В одно серое дождливое утро он направился на Английскую набережную, домой к директору Императорского театра, князю Сергею Сергеевичу Гагарину. По этому случаю он облачился в свой лучший костюм. Но внезапная зубная боль, постигшая его в самый последний момент, вынудила его обвязать воспаленную щеку черным носовым платком. Князь, подумал он, достаточно воспитанный человек, чтобы не обратить внимания на подобную деталь при знакомстве. На пороге дома его встретил личный секретарь Гагарина, молодой человек по имени Мундт, который принял визитера и спросил, имеет ли он к князю какую-либо просьбу.

«Да, я желаю поступить в театр как актер», – твердо ответил Николай Гоголь.

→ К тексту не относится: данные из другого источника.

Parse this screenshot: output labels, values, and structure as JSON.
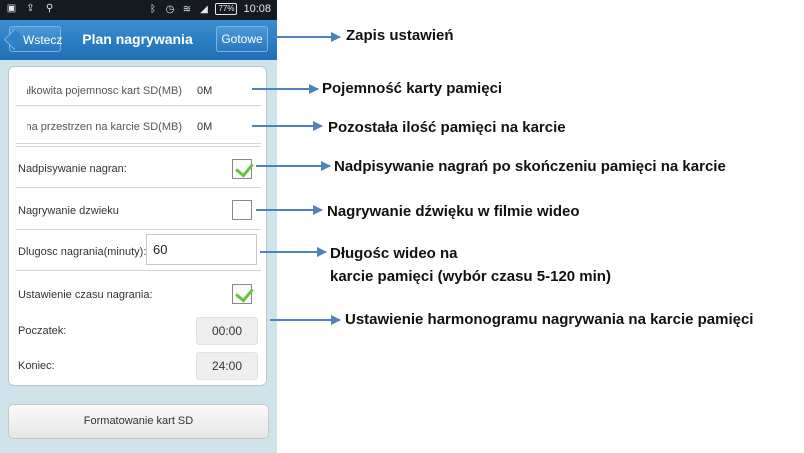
{
  "statusbar": {
    "battery": "77%",
    "time": "10:08"
  },
  "navbar": {
    "back_label": "Wstecz",
    "title": "Plan nagrywania",
    "done_label": "Gotowe"
  },
  "settings": {
    "total_capacity_label": "Całkowita pojemnosc kart SD(MB):",
    "total_capacity_value": "0M",
    "free_space_label": "Wolna przestrzen na karcie SD(MB):",
    "free_space_value": "0M",
    "overwrite_label": "Nadpisywanie nagran:",
    "overwrite_checked": true,
    "audio_label": "Nagrywanie dzwieku",
    "audio_checked": false,
    "duration_label": "Dlugosc nagrania(minuty):",
    "duration_value": "60",
    "schedule_label": "Ustawienie czasu nagrania:",
    "schedule_checked": true,
    "start_label": "Poczatek:",
    "start_value": "00:00",
    "end_label": "Koniec:",
    "end_value": "24:00"
  },
  "format_button": "Formatowanie kart SD",
  "annotations": {
    "save": "Zapis ustawień",
    "capacity": "Pojemność karty pamięci",
    "remaining": "Pozostała ilość pamięci na karcie",
    "overwrite": "Nadpisywanie nagrań po skończeniu pamięci na karcie",
    "audio": "Nagrywanie dźwięku w filmie wideo",
    "duration_line1": "Długośc wideo na",
    "duration_line2": "karcie pamięci  (wybór czasu 5-120 min)",
    "schedule": "Ustawienie harmonogramu nagrywania na karcie pamięci"
  },
  "colors": {
    "arrow": "#4f81bd",
    "nav_blue": "#2a78bd",
    "check_green": "#6ac040"
  }
}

Мундт попросил его подождать, поскольку князь пока еще занимался своим туалетом. Николай Гоголь сел у окна и сквозь стекло рассматривал Неву, протекающую подле дома. Время от времени он морщился и прикладывал руку к щеке.

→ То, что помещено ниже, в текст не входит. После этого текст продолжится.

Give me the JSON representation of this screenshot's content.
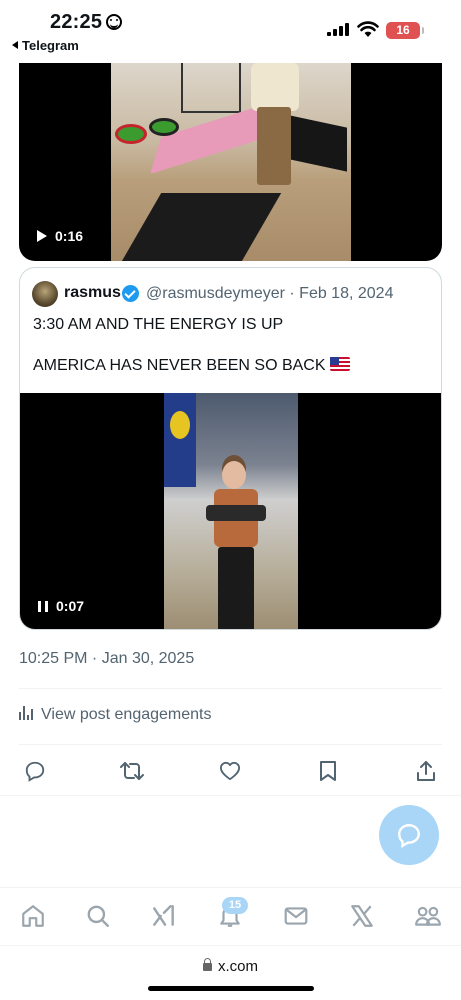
{
  "status_bar": {
    "time": "22:25",
    "back_app": "Telegram",
    "battery": "16"
  },
  "video1": {
    "duration": "0:16",
    "state_icon": "play-icon"
  },
  "quoted_post": {
    "author_name": "rasmus",
    "author_handle_date": "@rasmusdeymeyer · Feb 18, 2024",
    "text_line1": "3:30 AM AND THE ENERGY IS UP",
    "text_line2": "AMERICA HAS NEVER BEEN SO BACK",
    "flag_icon": "us-flag-icon",
    "video": {
      "duration": "0:07",
      "state_icon": "pause-icon"
    }
  },
  "post_meta": {
    "timestamp": "10:25 PM · Jan 30, 2025",
    "engagements_label": "View post engagements"
  },
  "actions": [
    "reply-icon",
    "repost-icon",
    "like-icon",
    "bookmark-icon",
    "share-icon"
  ],
  "bottom_nav": {
    "items": [
      "home-icon",
      "search-icon",
      "grok-icon",
      "notifications-icon",
      "messages-icon",
      "x-premium-icon",
      "communities-icon"
    ],
    "notifications_badge": "15"
  },
  "browser": {
    "url": "x.com"
  },
  "colors": {
    "accent": "#1d9bf0",
    "fab": "#a9d6f7",
    "secondary_text": "#536471",
    "battery": "#e05252"
  }
}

«У вас, кажется, болит зуб, – сказал ему Мундт. – Не хотите ли одеколону»?

«Благодарю вас, – пробормотал Николай Гоголь, – это пройдет так…»

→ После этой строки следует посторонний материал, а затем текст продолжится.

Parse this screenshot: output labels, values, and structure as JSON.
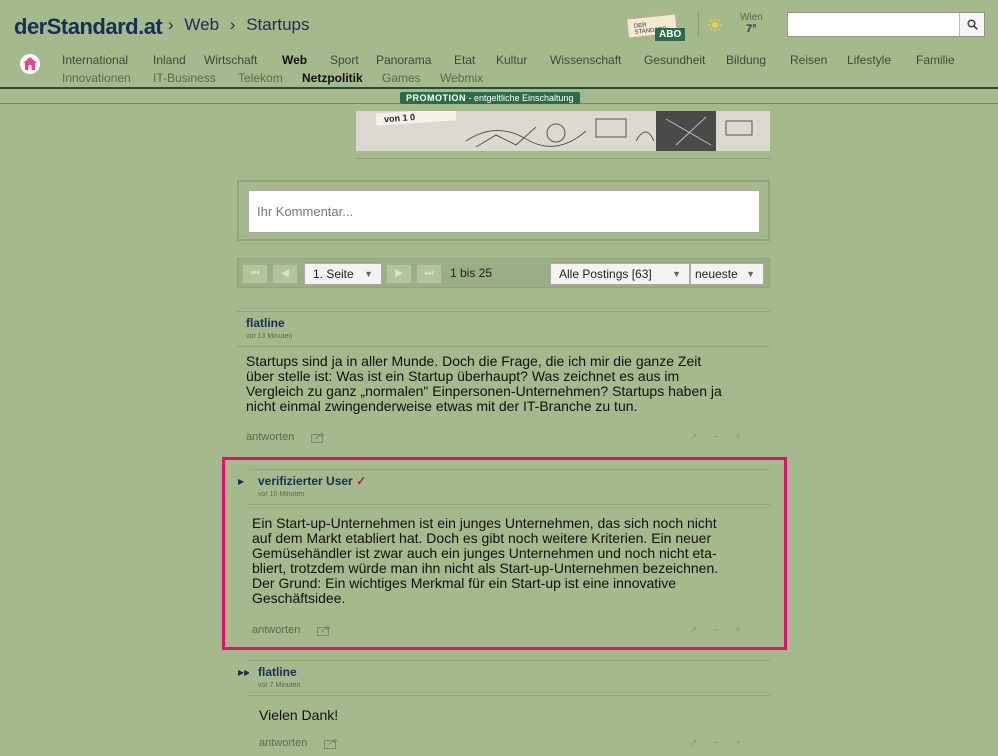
{
  "header": {
    "brand": "derStandard.at",
    "crumb_sep": "›",
    "crumbs": [
      "Web",
      "Startups"
    ],
    "abo_paper": "DER STANDARD",
    "abo_label": "ABO",
    "weather_city": "Wien",
    "weather_temp": "7°",
    "search_placeholder": ""
  },
  "nav": {
    "row1": [
      "International",
      "Inland",
      "Wirtschaft",
      "Web",
      "Sport",
      "Panorama",
      "Etat",
      "Kultur",
      "Wissenschaft",
      "Gesundheit",
      "Bildung",
      "Reisen",
      "Lifestyle",
      "Familie"
    ],
    "row2": [
      "Innovationen",
      "IT-Business",
      "Telekom",
      "Netzpolitik",
      "Games",
      "Webmix"
    ],
    "active_row1": "Web",
    "active_row2": "Netzpolitik"
  },
  "promo": {
    "label_bold": "PROMOTION",
    "label_rest": " - entgeltliche Einschaltung",
    "image_text": "von 1 0"
  },
  "comment": {
    "placeholder": "Ihr Kommentar..."
  },
  "pager": {
    "first": "⏮",
    "prev": "◀",
    "page": "1. Seite",
    "next": "▶",
    "last": "⏭",
    "range": "1 bis 25",
    "filter": "Alle Postings",
    "filter_count": "[63]",
    "sort": "neueste"
  },
  "posts": [
    {
      "user": "flatline",
      "time": "vor 13 Minuten",
      "lines": [
        "Startups sind ja in aller Munde. Doch die Frage, die ich mir die ganze Zeit",
        "über stelle ist: Was ist ein Startup überhaupt? Was zeichnet es aus im",
        "Vergleich zu ganz „normalen\" Einpersonen-Unternehmen? Startups haben ja",
        "nicht einmal zwingenderweise etwas mit der IT-Branche zu tun."
      ],
      "reply": "antworten"
    },
    {
      "user": "verifizierter User",
      "verified": "✓",
      "time": "vor 10 Minuten",
      "lines": [
        "Ein Start-up-Unternehmen ist ein junges Unternehmen, das sich noch nicht",
        "auf dem Markt etabliert hat. Doch es gibt noch weitere Kriterien. Ein neuer",
        "Gemüsehändler ist zwar auch ein junges Unternehmen und noch nicht eta-",
        "bliert, trotzdem würde man ihn nicht als Start-up-Unternehmen bezeichnen.",
        "Der Grund: Ein wichtiges Merkmal für ein Start-up ist eine innovative",
        "Geschäftsidee."
      ],
      "reply": "antworten"
    },
    {
      "user": "flatline",
      "time": "vor 7 Minuten",
      "lines": [
        "Vielen Dank!"
      ],
      "reply": "antworten"
    }
  ],
  "colors": {
    "page_bg": "#a4b98c",
    "brand": "#1a2e5a",
    "highlight": "#e0106e",
    "promo": "#2d6c49"
  }
}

Немного спустя Мундт открыл поспешно, одну за другой, двери, пропуская просителя в директорский кабинет. Почти религиозное чувство почтения охватило вдруг Николая Гоголя, когда он увидел представшую перед ним важную персону с гладко выбритым и холодным лицом, окаймленным пышными бакенбардами. Рассказывали, что Гагарин, великий постановщик балета, с презрением относился к русским пьесам, а при разговоре с собеседником часто путал Вальтера Скотта и Вольтера. Тем не менее одного его слова было достаточно, чтобы определить карьеру любому артисту. По-видимому, ему самому нравилось наводить робость на своих собеседников. За его спиной Мундт наблюдал следующую сцену.

«Что вам угодно?» – спросил князь.

Николай Гоголь, держа шапку на животе, собрался духом и промолвил:

«Я желал бы поступить на сцену и просить ваше сиятельство о принятии меня в число актеров русской труппы».

«Ваша фамилия?»

«Гоголь-Яновский».

«Из какого звания?»

«Дворянин».

«Что же побуждает вас идти на сцену? Как дворянин, вы могли бы служить».

«Я человек небогатый, служба вряд ли может обеспечить меня, мне кажется, что я не гожусь для нее, к тому же я чувствую призвание к театру».

«Играли вы когда-нибудь?»

«Никогда, Ваше сиятельство»

«Не думайте, чтоб актером мог быть всякий: для этого нужен талант».

«Может быть, во мне какой-нибудь талант».